The configurator reads the skill's frontmatter (`allowed-tools`, `pairs-with`, reference files) and the task description to determine these values. It's a separate planning step, not part of the decomposer.

## Anti-Patterns

### 1. Sequential String Concatenation
**Wrong**: Building the prompt as one long string, section by section, top to bottom.
**Why**: Creates a chain where error in section 3 corrupts section 7. Changes to one section require re-reading the whole prompt.
**Right**: Build each branch independently, assemble at the end. If one branch fails, the others are unaffected.

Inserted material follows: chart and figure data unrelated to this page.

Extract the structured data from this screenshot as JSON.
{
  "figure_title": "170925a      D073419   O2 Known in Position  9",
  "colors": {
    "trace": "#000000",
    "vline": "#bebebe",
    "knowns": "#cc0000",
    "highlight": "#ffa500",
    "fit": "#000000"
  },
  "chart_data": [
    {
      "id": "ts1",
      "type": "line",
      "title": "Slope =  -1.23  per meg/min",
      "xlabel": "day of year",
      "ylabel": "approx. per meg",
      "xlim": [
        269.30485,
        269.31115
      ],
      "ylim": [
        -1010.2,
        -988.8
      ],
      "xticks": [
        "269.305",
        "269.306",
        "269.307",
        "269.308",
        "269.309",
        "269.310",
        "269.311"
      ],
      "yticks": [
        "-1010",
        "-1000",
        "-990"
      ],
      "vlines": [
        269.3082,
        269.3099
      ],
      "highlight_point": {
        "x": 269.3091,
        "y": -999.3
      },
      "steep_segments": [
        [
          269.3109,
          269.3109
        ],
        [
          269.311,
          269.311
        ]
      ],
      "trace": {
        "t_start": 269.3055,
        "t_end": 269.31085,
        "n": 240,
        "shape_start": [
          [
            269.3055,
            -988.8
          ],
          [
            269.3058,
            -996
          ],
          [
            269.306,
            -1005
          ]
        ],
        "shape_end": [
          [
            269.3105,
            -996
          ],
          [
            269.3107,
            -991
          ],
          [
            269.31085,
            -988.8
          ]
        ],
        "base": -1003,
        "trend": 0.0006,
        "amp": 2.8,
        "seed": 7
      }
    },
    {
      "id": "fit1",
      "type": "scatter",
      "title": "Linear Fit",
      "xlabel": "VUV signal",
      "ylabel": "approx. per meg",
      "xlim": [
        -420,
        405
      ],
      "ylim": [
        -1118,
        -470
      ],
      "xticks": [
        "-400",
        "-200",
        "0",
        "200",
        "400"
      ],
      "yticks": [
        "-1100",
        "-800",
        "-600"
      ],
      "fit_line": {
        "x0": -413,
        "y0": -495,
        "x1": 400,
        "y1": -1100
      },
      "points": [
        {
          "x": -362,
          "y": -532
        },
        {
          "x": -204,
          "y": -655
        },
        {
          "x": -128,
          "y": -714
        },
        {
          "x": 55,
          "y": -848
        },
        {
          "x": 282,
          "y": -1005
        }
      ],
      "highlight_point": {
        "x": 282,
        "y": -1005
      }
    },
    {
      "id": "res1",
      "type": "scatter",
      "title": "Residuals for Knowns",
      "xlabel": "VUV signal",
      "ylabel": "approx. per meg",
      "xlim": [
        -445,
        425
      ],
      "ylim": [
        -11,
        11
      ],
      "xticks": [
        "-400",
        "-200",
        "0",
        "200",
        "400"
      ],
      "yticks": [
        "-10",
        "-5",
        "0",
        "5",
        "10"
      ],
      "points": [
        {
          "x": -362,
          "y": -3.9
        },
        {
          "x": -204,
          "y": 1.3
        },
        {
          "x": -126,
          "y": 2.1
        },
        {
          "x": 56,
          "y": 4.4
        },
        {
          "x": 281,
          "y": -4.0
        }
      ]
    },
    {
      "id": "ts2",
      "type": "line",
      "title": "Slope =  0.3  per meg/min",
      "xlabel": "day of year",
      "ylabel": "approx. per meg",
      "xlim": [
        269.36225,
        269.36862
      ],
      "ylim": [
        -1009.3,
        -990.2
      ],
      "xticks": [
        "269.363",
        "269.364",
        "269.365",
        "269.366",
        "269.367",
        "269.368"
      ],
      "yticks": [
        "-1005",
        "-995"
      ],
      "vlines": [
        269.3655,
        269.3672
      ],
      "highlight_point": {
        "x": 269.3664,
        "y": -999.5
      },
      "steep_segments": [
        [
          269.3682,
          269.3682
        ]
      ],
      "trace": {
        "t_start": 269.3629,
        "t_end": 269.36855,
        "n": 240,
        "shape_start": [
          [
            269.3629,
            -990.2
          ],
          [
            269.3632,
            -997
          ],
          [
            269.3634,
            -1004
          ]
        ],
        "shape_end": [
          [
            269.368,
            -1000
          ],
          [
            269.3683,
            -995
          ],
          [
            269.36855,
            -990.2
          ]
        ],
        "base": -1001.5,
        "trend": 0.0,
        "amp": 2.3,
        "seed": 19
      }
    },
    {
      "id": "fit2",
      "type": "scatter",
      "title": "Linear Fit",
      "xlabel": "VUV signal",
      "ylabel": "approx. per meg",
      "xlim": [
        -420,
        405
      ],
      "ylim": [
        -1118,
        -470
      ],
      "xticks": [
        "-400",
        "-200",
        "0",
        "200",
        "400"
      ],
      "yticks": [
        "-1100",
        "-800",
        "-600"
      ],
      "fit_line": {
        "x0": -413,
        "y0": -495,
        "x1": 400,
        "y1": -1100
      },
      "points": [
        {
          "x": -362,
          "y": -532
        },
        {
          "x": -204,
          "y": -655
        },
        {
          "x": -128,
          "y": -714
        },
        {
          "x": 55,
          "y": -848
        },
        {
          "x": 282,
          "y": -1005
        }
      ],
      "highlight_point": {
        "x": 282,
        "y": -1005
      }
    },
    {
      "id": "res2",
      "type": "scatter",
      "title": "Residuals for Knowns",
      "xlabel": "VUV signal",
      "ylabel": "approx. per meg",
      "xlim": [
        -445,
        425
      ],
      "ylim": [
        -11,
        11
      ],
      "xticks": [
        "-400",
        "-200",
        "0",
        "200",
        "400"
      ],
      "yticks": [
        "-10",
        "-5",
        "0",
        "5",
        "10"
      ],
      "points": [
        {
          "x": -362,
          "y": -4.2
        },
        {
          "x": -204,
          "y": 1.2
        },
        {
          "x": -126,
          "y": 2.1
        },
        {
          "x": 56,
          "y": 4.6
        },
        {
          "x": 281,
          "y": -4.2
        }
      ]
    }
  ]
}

### 2. Eager Reference Loading
**Wrong**: Reading all reference file contents and injecting them into the prompt.
**Why**: Blows the context window. A skill with 11 references × 2KB each = 22KB of content the agent may not need.
**Right**: List references with descriptions. Give the agent `read_skill_reference` tool to load on demand. The agent decides what's relevant.

### 3. Flat Context (No Scoring)
**Wrong**: Including the last N messages from prior waves/agents regardless of relevance.
**Why**: Fills context with noise. An irrelevant upstream output displaces a critical one.
**Right**: Score context by recency × importance × relevance. Include top-scoring items within budget.

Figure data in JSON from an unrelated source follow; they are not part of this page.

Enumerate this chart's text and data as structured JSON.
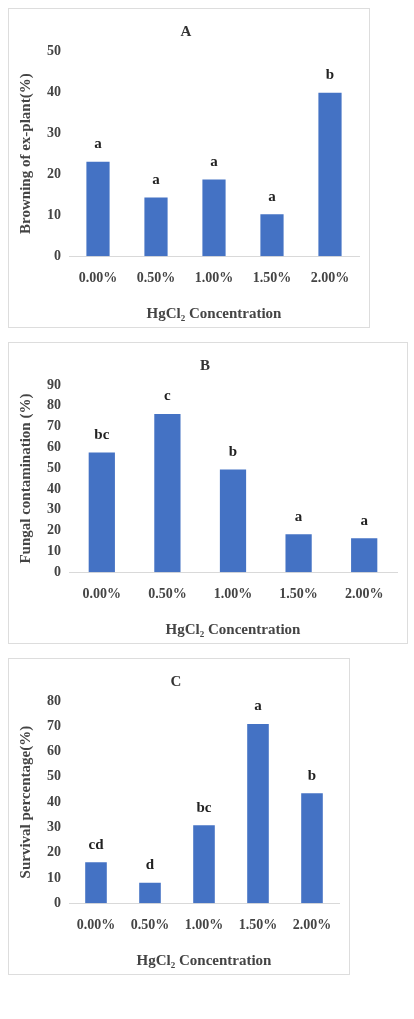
{
  "chart_data": [
    {
      "type": "bar",
      "title": "A",
      "xlabel": "HgCl₂ Concentration",
      "ylabel": "Browning of ex-plant(%)",
      "categories": [
        "0.00%",
        "0.50%",
        "1.00%",
        "1.50%",
        "2.00%"
      ],
      "values": [
        23,
        14.3,
        18.7,
        10.2,
        39.8
      ],
      "color": "#4472c4",
      "ylim": [
        0,
        50
      ],
      "yticks": [
        0,
        10,
        20,
        30,
        40,
        50
      ],
      "grid": false,
      "legend": false,
      "annotations": [
        {
          "text": "a",
          "x": "0.00%",
          "y": 23
        },
        {
          "text": "a",
          "x": "0.50%",
          "y": 14.3
        },
        {
          "text": "a",
          "x": "1.00%",
          "y": 18.7
        },
        {
          "text": "a",
          "x": "1.50%",
          "y": 10.2
        },
        {
          "text": "b",
          "x": "2.00%",
          "y": 39.8
        }
      ]
    },
    {
      "type": "bar",
      "title": "B",
      "xlabel": "HgCl₂ Concentration",
      "ylabel": "Fungal contamination (%)",
      "categories": [
        "0.00%",
        "0.50%",
        "1.00%",
        "1.50%",
        "2.00%"
      ],
      "values": [
        57.5,
        76,
        49.4,
        18.3,
        16.3
      ],
      "color": "#4472c4",
      "ylim": [
        0,
        90
      ],
      "yticks": [
        0,
        10,
        20,
        30,
        40,
        50,
        60,
        70,
        80,
        90
      ],
      "grid": false,
      "legend": false,
      "annotations": [
        {
          "text": "bc",
          "x": "0.00%",
          "y": 57.5
        },
        {
          "text": "c",
          "x": "0.50%",
          "y": 76
        },
        {
          "text": "b",
          "x": "1.00%",
          "y": 49.4
        },
        {
          "text": "a",
          "x": "1.50%",
          "y": 18.3
        },
        {
          "text": "a",
          "x": "2.00%",
          "y": 16.3
        }
      ]
    },
    {
      "type": "bar",
      "title": "C",
      "xlabel": "HgCl₂ Concentration",
      "ylabel": "Survival percentage(%)",
      "categories": [
        "0.00%",
        "0.50%",
        "1.00%",
        "1.50%",
        "2.00%"
      ],
      "values": [
        16.2,
        8.1,
        30.8,
        70.9,
        43.5
      ],
      "color": "#4472c4",
      "ylim": [
        0,
        80
      ],
      "yticks": [
        0,
        10,
        20,
        30,
        40,
        50,
        60,
        70,
        80
      ],
      "grid": false,
      "legend": false,
      "annotations": [
        {
          "text": "cd",
          "x": "0.00%",
          "y": 16.2
        },
        {
          "text": "d",
          "x": "0.50%",
          "y": 8.1
        },
        {
          "text": "bc",
          "x": "1.00%",
          "y": 30.8
        },
        {
          "text": "a",
          "x": "1.50%",
          "y": 70.9
        },
        {
          "text": "b",
          "x": "2.00%",
          "y": 43.5
        }
      ]
    }
  ]
}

### 4. Hard-Coded Prompt Technique
**Wrong**: Always using the same task-handling loop regardless of task complexity.
**Why**: A simple "write a file" task doesn't need a 6-step loop. A complex "analyze and recommend" task needs more structure.
**Right**: The node configurator chooses `direct` (simple tasks), `chain-of-thought` (reasoning tasks), or `react` (tool-heavy tasks) based on skill and task.

### 5. Missing Escalation Protocol
**Wrong**: Omitting escalation instructions to save tokens.
**Why**: The agent attempts out-of-scope tasks and produces garbage instead of refusing.
**Right**: Always include escalation. Predictable scope > unpredictable quality.

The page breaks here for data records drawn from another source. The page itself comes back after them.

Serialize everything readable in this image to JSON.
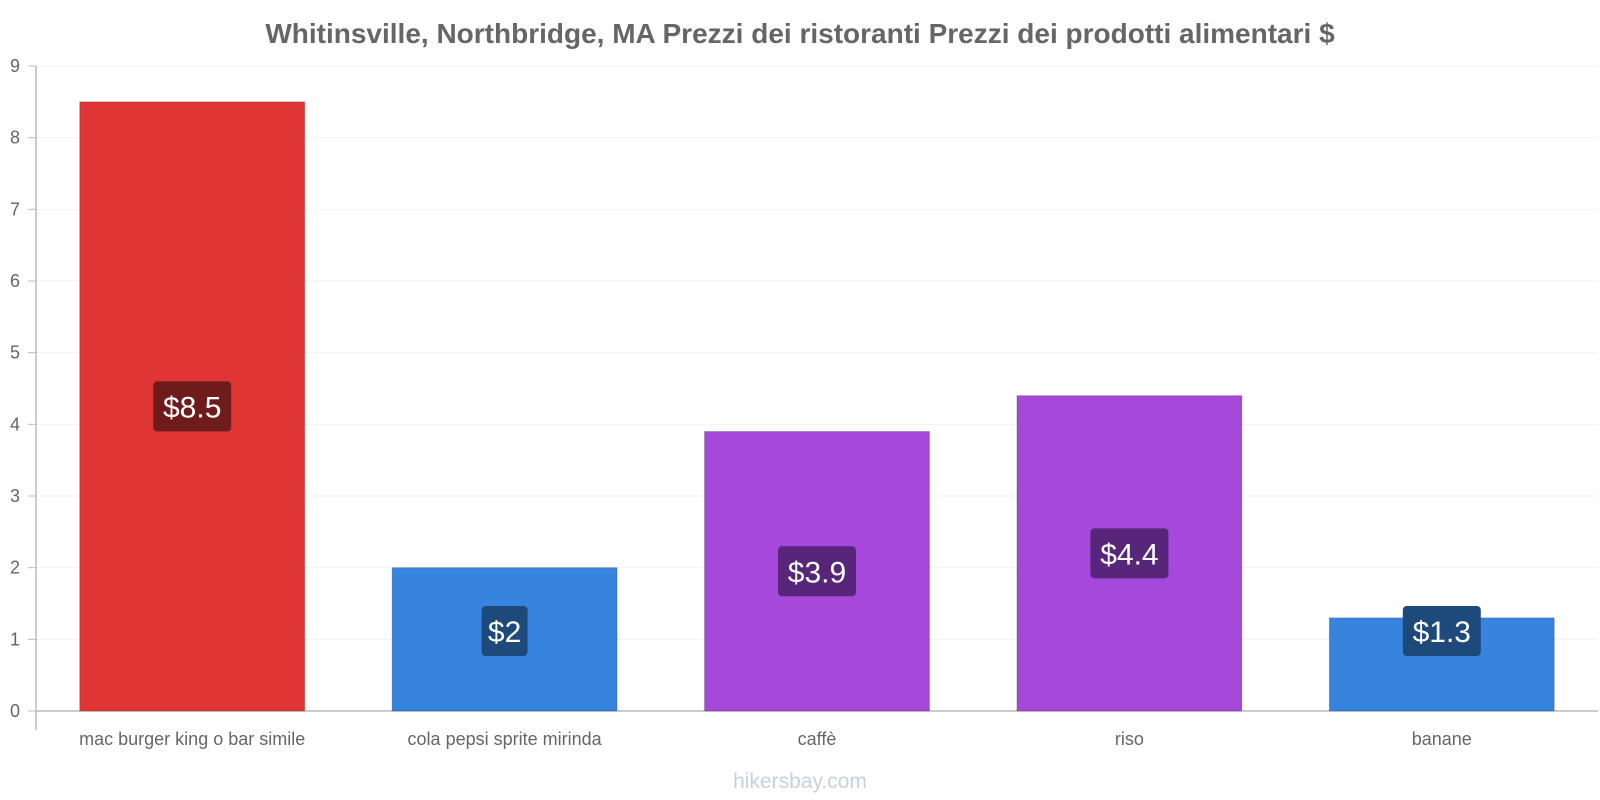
{
  "chart_data": {
    "type": "bar",
    "title": "Whitinsville, Northbridge, MA Prezzi dei ristoranti Prezzi dei prodotti alimentari $",
    "categories": [
      "mac burger king o bar simile",
      "cola pepsi sprite mirinda",
      "caffè",
      "riso",
      "banane"
    ],
    "values": [
      8.5,
      2,
      3.9,
      4.4,
      1.3
    ],
    "data_labels": [
      "$8.5",
      "$2",
      "$3.9",
      "$4.4",
      "$1.3"
    ],
    "bar_colors": [
      "#e03535",
      "#3784df",
      "#a648d9",
      "#a648d9",
      "#3784df"
    ],
    "label_colors": [
      "#6e1b1b",
      "#1d4a7a",
      "#57267a",
      "#57267a",
      "#1d4a7a"
    ],
    "xlabel": "",
    "ylabel": "",
    "ylim": [
      0,
      9
    ],
    "yticks": [
      0,
      1,
      2,
      3,
      4,
      5,
      6,
      7,
      8,
      9
    ],
    "grid": true
  },
  "credit": "hikersbay.com"
}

### 6. Monolithic Planning
**Wrong**: The decomposer outputs skill IDs, tools, MCPs, permissions, model, timeout all in one step.
**Why**: Too many concerns for one planning call. The decomposer is good at structure, not at per-node tool selection.
**Right**: Stratify: decomposer → skill matcher → node configurator → prompt builder → execution. Each step reasons locally about its concern.

## Quality Gates

- [ ] Each branch can be constructed independently (no cross-branch dependencies during build)
- [ ] Skill body is present for primary skill (not just the ID)
- [ ] Reference files listed with paths and descriptions (not eagerly loaded)
- [ ] `read_skill_reference` tool available when references exist
- [ ] Upstream context scored by relevance, not just chronological
- [ ] Task description present and specific (not generic)
- [ ] Tool permissions match skill frontmatter
- [ ] Escalation protocol included
- [ ] Confidence self-assessment included
- [ ] Discourse metadata instructions included (swarm only)
- [ ] Output contract specified when downstream nodes need structured input
- [ ] Total prompt size within model's context budget (track per-branch token counts)

## NOT-FOR Boundaries

Do NOT use this skill for:
- **Swarm bridge prompts**: The swarm comment-section prompt has additional requirements (channel awareness, discourse metadata, memory-scored prior messages). Use `swarm-executor-bridge` logic.
- **Meta-DAG prompts**: The `/next-move` prediction pipeline has its own prompt structure. Use `windags-sensemaker` / `windags-decomposer`.
- **Skill creation**: Writing SKILL.md files is a different concern. Use `skill-architect`.
- **Team manager prompts**: The Team executor's manager prompt has dynamic role listing and round-by-round state. Use `team.ts` buildManagerPrompt.